Un silence.
Jean s'est remis à feuilleter le bulletin.

CÉCILE (avec désespoir).—Je ne veux pas que tu t'occupes de ça!

Jean, sans cesser de lire, grimace un mauvais sourire.

JEAN.—Comment dis-tu? Tu ne veux pas?...

Il met la brochure dans sa poche et s'avance vers elle.

JEAN (sans acrimonie).—Écoute, ma petite, laisse-moi tranquille avec cette histoire...

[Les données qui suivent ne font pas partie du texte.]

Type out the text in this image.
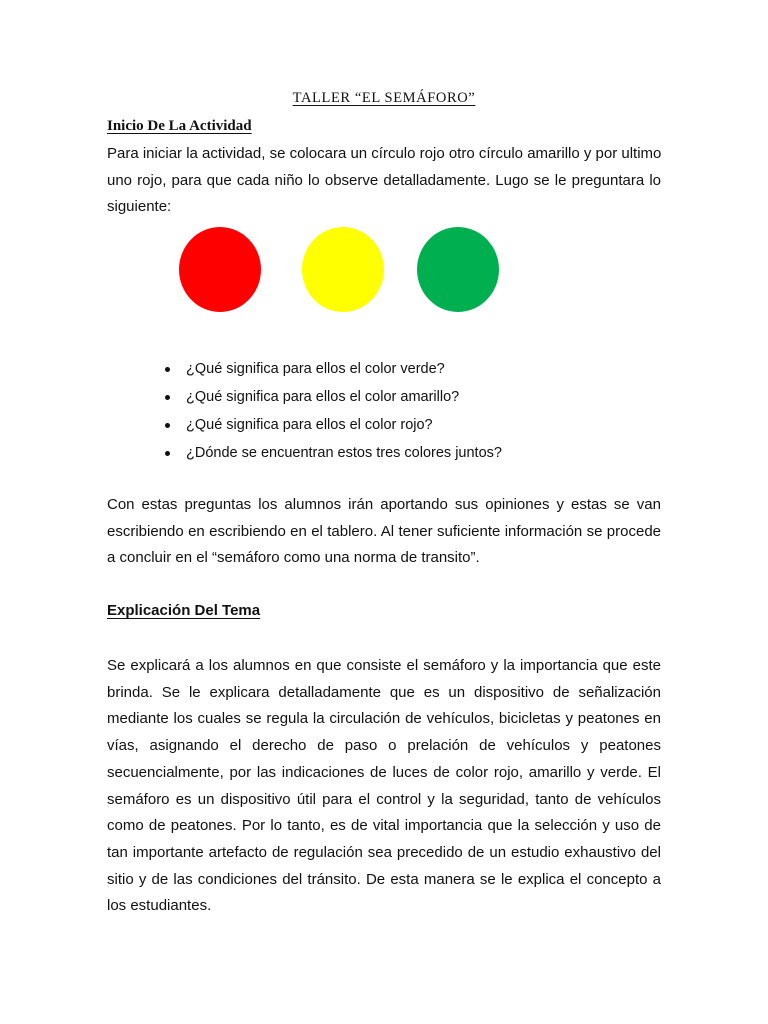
TALLER “EL SEMÁFORO”
Inicio De La Actividad
Para iniciar la actividad, se colocara un círculo rojo otro círculo amarillo y por ultimo
uno rojo, para que cada niño lo observe detalladamente. Lugo se le preguntara lo
siguiente:
¿Qué significa para ellos el color verde?
¿Qué significa para ellos el color amarillo?
¿Qué significa para ellos el color rojo?
¿Dónde se encuentran estos tres colores juntos?
Con estas preguntas los alumnos irán aportando sus opiniones y estas se van
escribiendo en escribiendo en el tablero. Al tener suficiente información se procede
a concluir en el “semáforo como una norma de transito”.
Explicación Del Tema
Se explicará a los alumnos en que consiste el semáforo y la importancia que este
brinda. Se le explicara detalladamente que es un dispositivo de señalización
mediante los cuales se regula la circulación de vehículos, bicicletas y peatones en
vías, asignando el derecho de paso o prelación de vehículos y peatones
secuencialmente, por las indicaciones de luces de color rojo, amarillo y verde. El
semáforo es un dispositivo útil para el control y la seguridad, tanto de vehículos
como de peatones. Por lo tanto, es de vital importancia que la selección y uso de
tan importante artefacto de regulación sea precedido de un estudio exhaustivo del
sitio y de las condiciones del tránsito. De esta manera se le explica el concepto a
los estudiantes.
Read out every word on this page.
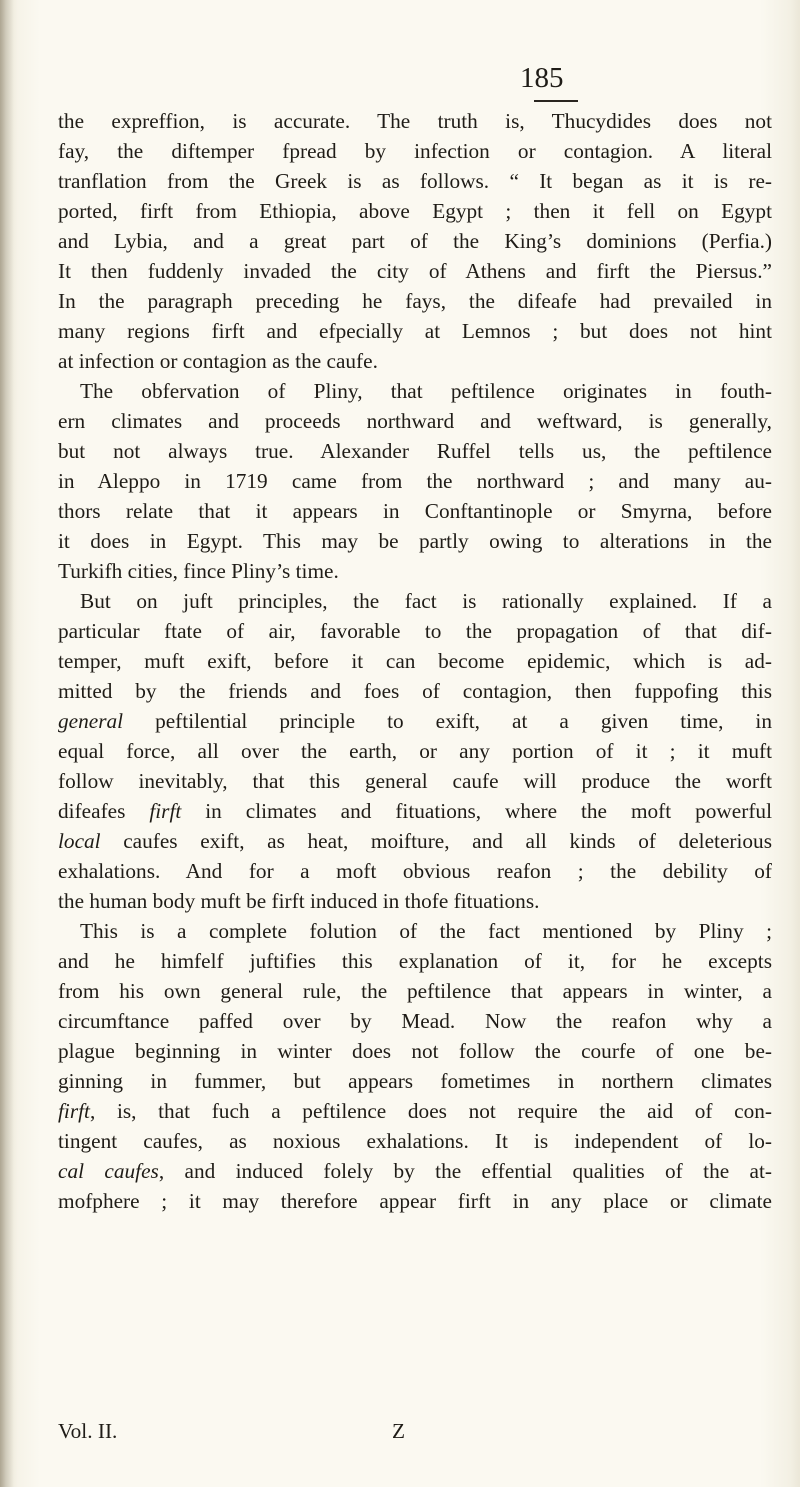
185
the expreffion, is accurate. The truth is, Thucydides does not
fay, the diftemper fpread by infection or contagion. A literal
tranflation from the Greek is as follows. “ It began as it is re-
ported, firft from Ethiopia, above Egypt ; then it fell on Egypt
and Lybia, and a great part of the King’s dominions (Perfia.)
It then fuddenly invaded the city of Athens and firft the Piersus.”
In the paragraph preceding he fays, the difeafe had prevailed in
many regions firft and efpecially at Lemnos ; but does not hint
at infection or contagion as the caufe.
The obfervation of Pliny, that peftilence originates in fouth-
ern climates and proceeds northward and weftward, is generally,
but not always true. Alexander Ruffel tells us, the peftilence
in Aleppo in 1719 came from the northward ; and many au-
thors relate that it appears in Conftantinople or Smyrna, before
it does in Egypt. This may be partly owing to alterations in the
Turkifh cities, fince Pliny’s time.
But on juft principles, the fact is rationally explained. If a
particular ftate of air, favorable to the propagation of that dif-
temper, muft exift, before it can become epidemic, which is ad-
mitted by the friends and foes of contagion, then fuppofing this
general peftilential principle to exift, at a given time, in
equal force, all over the earth, or any portion of it ; it muft
follow inevitably, that this general caufe will produce the worft
difeafes firft in climates and fituations, where the moft powerful
local caufes exift, as heat, moifture, and all kinds of deleterious
exhalations. And for a moft obvious reafon ; the debility of
the human body muft be firft induced in thofe fituations.
This is a complete folution of the fact mentioned by Pliny ;
and he himfelf juftifies this explanation of it, for he excepts
from his own general rule, the peftilence that appears in winter, a
circumftance paffed over by Mead. Now the reafon why a
plague beginning in winter does not follow the courfe of one be-
ginning in fummer, but appears fometimes in northern climates
firft, is, that fuch a peftilence does not require the aid of con-
tingent caufes, as noxious exhalations. It is independent of lo-
cal caufes, and induced folely by the effential qualities of the at-
mofphere ; it may therefore appear firft in any place or climate
Vol. II.	Z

Ce congrès ne se tient que tous les dix ans... (Il se promène de long en large, sans la regarder.) C'est un mouvement international, dont tu ne peux pas soupçonner le retentissement.—De plus, les matières inscrites cette année au programme, m'intéressent personnellement beaucoup. Zoeger m'avait proposé d'y prendre une part active, comme correspondant spécial de la Revue internationale des Idées, qui est, en France, l'organe de ce mouvement. J'ai failli accepter ... (Mouvement de Cécile) ... et puis, j'ai refusé à cause de mon cours à Venceslas. Mais, le moins que je veuille faire, c'est d'assister aux dernières séances, qui auront justement lieu pendant les vacances du jour de l'an, et de publier sur les conclusions du congrès, un rapport pour la section française.

C'est convenu, il n'y a plus à y revenir.

Elle ne répond rien.
Il fait quelques pas en silence, et se décide enfin à lever les yeux vers elle.

Elle est écroulée comme un animal qu'on vient d'abattre. Ses prunelles dilatées s'emplissent d'angoisse, comme si elle allait s'évanouir.